指甲狠狠地在脖子上撓著,他滿臉不耐煩地讓人把肖冶對面的雙胞胎兄弟拖走。
兩兄弟:「唉?你們這是幹嘛?」
祁爵想起肖冶剛才對這兩人露出笑臉就氣不打一出來,惡狠狠地啐一口:「一邊待著去!」
「肖冶!你別怕,我們在這裡看著,有事你就大叫!」
實在無法逃脫祁爵帶來的那群人的桎梏,兩兄弟只能坐在旁邊的桌子上。
「別擔心,我不會有事的。」肖冶的目光穿過人群落到雙胞胎身上,暖心地安慰。
祁爵直接坐在對面擋住他的視線:「蚊子咬的。」
肖冶的筷子停頓片刻,然後繼續夾菜:「與我無關。」
「你別誤會,真的是蚊子咬的。」
「我說了與我無關。」
祁爵此時態度完全大變,竟然帶著祈求的語氣說話:「你昨天怎麼沒來學校?為什麼拉黑我?搬家為什麼不告訴我?」
「還有,」他好像是下定決定一般,終於問出心裡最在意的問題,「你跟別人好了?」
果然,肖冶心裡冷笑,幸好搬家了,不然以後還得被這個人渣沒完沒了的找麻煩。
吃完最後一口飯菜,他將筷子放在餐盤裡:「第一,我們沒關係,我幹什麼、去哪兒了、有沒有跟別人好都與你無關;第二,你的聯繫對我來說是一種騷擾,尤其是那種狂轟濫炸的簡訊和電話;第三,你以後不要再來找我了,跟顧竹年好好過吧。」
祁爵忽然「砰!」地拍一下餐桌:「肖冶!」
肖冶向後靠著椅背,雙手交叉在胸前,厭棄地瞥眼:「怎麼?難道昨天晚上的人不是顧竹年?」
聞言,祁爵的手蜷曲著,因為情緒激動而有些微微發抖,另一隻手不自在地捂著脖子上的印記:「你…你誤會了。」
「誤會,所以昨天睡在顧竹年旁邊的另有其人?」肖冶漫不經心地拿出手機,翻到顧竹年最新的朋友圈展示著,「但是長得和你好像啊,一模一樣呢。

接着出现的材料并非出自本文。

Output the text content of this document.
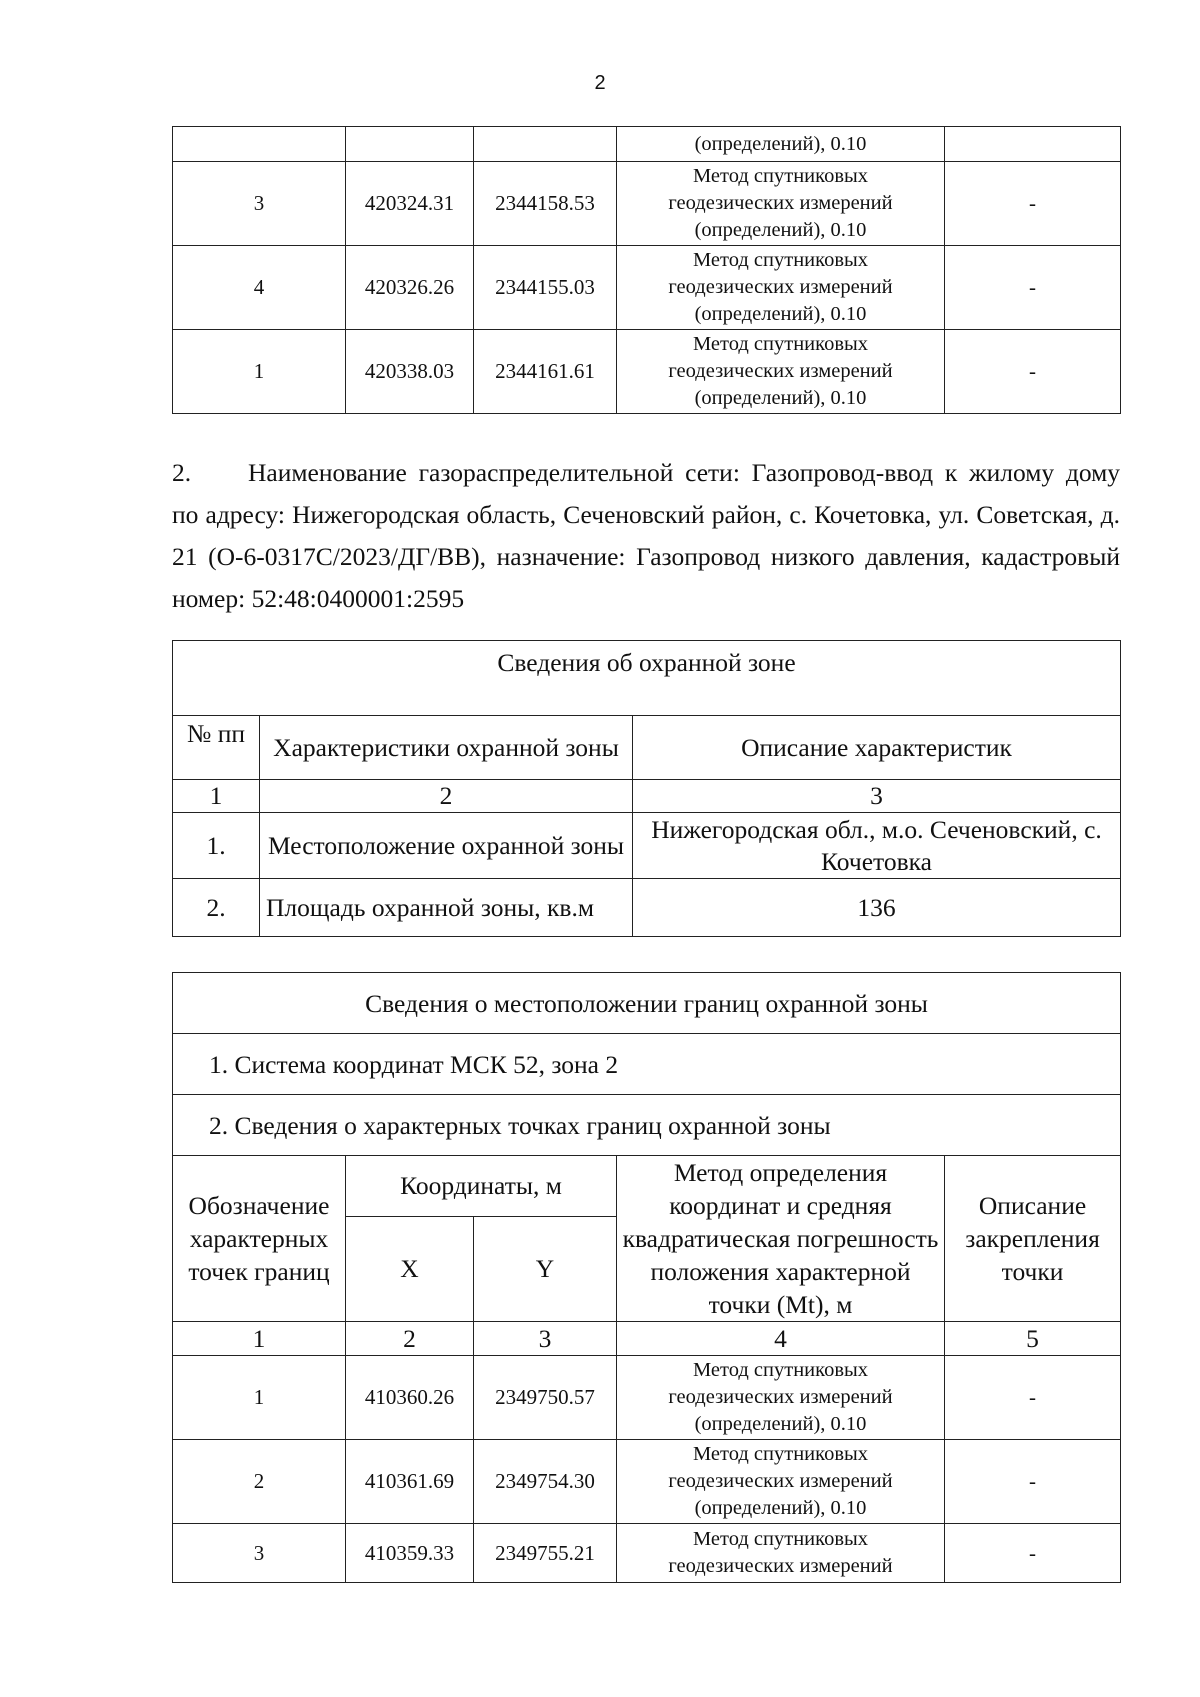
2
			(определений), 0.10	
3	420324.31	2344158.53	Метод спутниковых
геодезических измерений
(определений), 0.10	-
4	420326.26	2344155.03	Метод спутниковых
геодезических измерений
(определений), 0.10	-
1	420338.03	2344161.61	Метод спутниковых
геодезических измерений
(определений), 0.10	-
2. Наименование газораспределительной сети: Газопровод-ввод к жилому дому по адресу: Нижегородская область, Сеченовский район, с. Кочетовка, ул. Советская, д. 21 (О-6-0317С/2023/ДГ/ВВ), назначение: Газопровод низкого давления, кадастровый номер: 52:48:0400001:2595
Сведения об охранной зоне		
№ пп	Характеристики охранной зоны	Описание характеристик
1	2	3
1.	Местоположение охранной зоны	Нижегородская обл., м.о. Сеченовский, с. Кочетовка
2.	Площадь охранной зоны, кв.м	136
Сведения о местоположении границ охранной зоны				
1. Система координат МСК 52, зона 2				
2. Сведения о характерных точках границ охранной зоны				
Обозначение характерных точек границ	Координаты, м		Метод определения координат и средняя квадратическая погрешность положения характерной точки (Mt), м	Описание закрепления точки
	X	Y		
1	2	3	4	5
1	410360.26	2349750.57	Метод спутниковых
геодезических измерений
(определений), 0.10	-
2	410361.69	2349754.30	Метод спутниковых
геодезических измерений
(определений), 0.10	-
3	410359.33	2349755.21	Метод спутниковых
геодезических измерений	-
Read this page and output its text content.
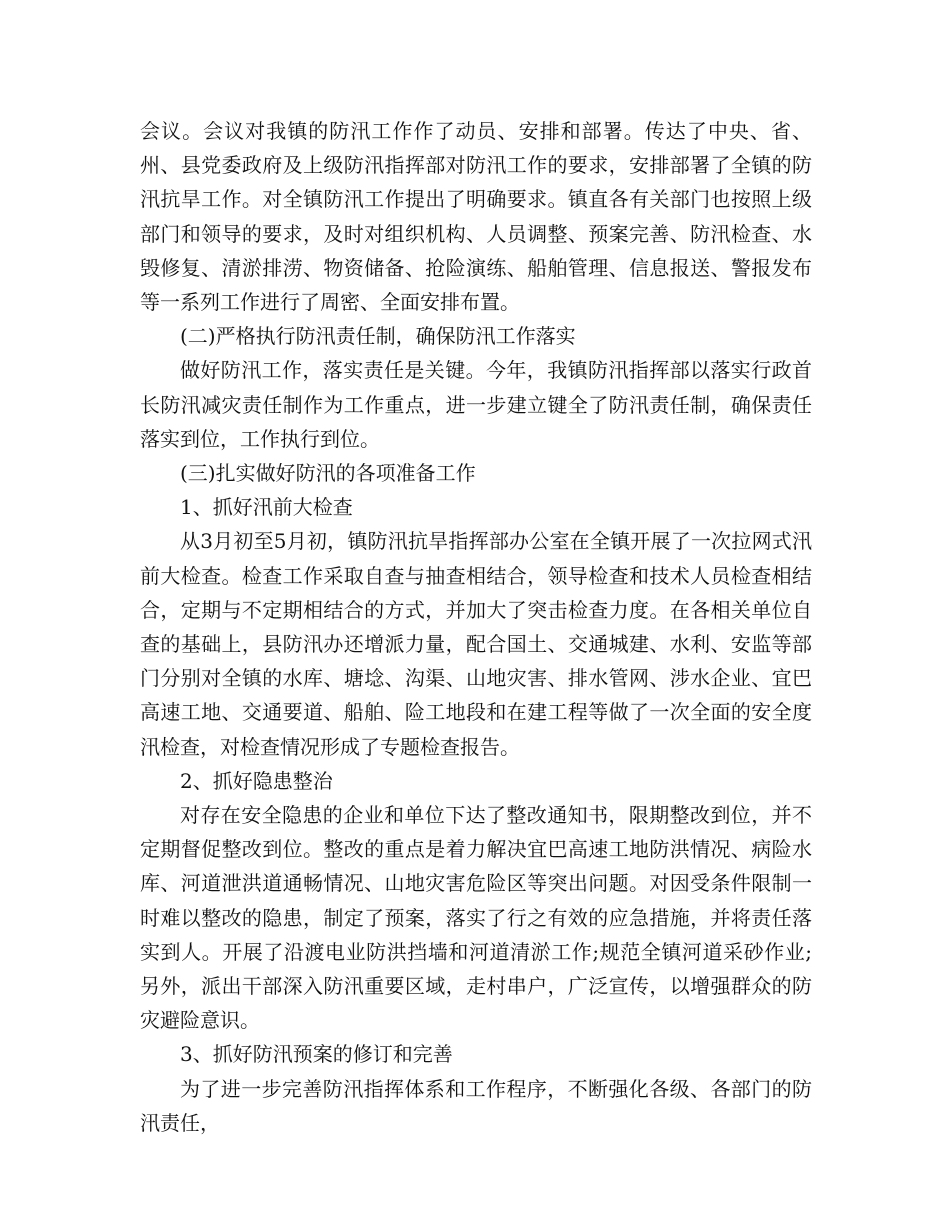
会议。会议对我镇的防汛工作作了动员、安排和部署。传达了中央、省、州、县党委政府及上级防汛指挥部对防汛工作的要求，安排部署了全镇的防汛抗旱工作。对全镇防汛工作提出了明确要求。镇直各有关部门也按照上级部门和领导的要求，及时对组织机构、人员调整、预案完善、防汛检查、水毁修复、清淤排涝、物资储备、抢险演练、船舶管理、信息报送、警报发布等一系列工作进行了周密、全面安排布置。

(二)严格执行防汛责任制，确保防汛工作落实

做好防汛工作，落实责任是关键。今年，我镇防汛指挥部以落实行政首长防汛减灾责任制作为工作重点，进一步建立键全了防汛责任制，确保责任落实到位，工作执行到位。

(三)扎实做好防汛的各项准备工作

1、抓好汛前大检查

从3月初至5月初，镇防汛抗旱指挥部办公室在全镇开展了一次拉网式汛前大检查。检查工作采取自查与抽查相结合，领导检查和技术人员检查相结合，定期与不定期相结合的方式，并加大了突击检查力度。在各相关单位自查的基础上，县防汛办还增派力量，配合国土、交通城建、水利、安监等部门分别对全镇的水库、塘埝、沟渠、山地灾害、排水管网、涉水企业、宜巴高速工地、交通要道、船舶、险工地段和在建工程等做了一次全面的安全度汛检查，对检查情况形成了专题检查报告。

2、抓好隐患整治

对存在安全隐患的企业和单位下达了整改通知书，限期整改到位，并不定期督促整改到位。整改的重点是着力解决宜巴高速工地防洪情况、病险水库、河道泄洪道通畅情况、山地灾害危险区等突出问题。对因受条件限制一时难以整改的隐患，制定了预案，落实了行之有效的应急措施，并将责任落实到人。开展了沿渡电业防洪挡墙和河道清淤工作;规范全镇河道采砂作业;另外，派出干部深入防汛重要区域，走村串户，广泛宣传，以增强群众的防灾避险意识。

3、抓好防汛预案的修订和完善

为了进一步完善防汛指挥体系和工作程序，不断强化各级、各部门的防汛责任，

」
照片裡,祁爵在床上睡得香甜,脖子上的痕跡比現在還要明顯,照片的一角,顧竹年琥珀色的眸子閃耀著得意的光芒,笑容滿面。
配文是:【這不是第一晚,也不是最後一晚,薄荷味的吻永遠讓人流連忘返】
「多麼般配的一對璧人。」
祁爵聞言瞬間緊握著拳頭咬牙切齒:「他媽的顧竹年!」
「唉,你怎麼能罵人家呢,」肖冶皮笑肉不笑,「不知道這條朋友圈是僅我可見還是所有人都可見,如果是後者,大概率很多人都知道你們是一對了。」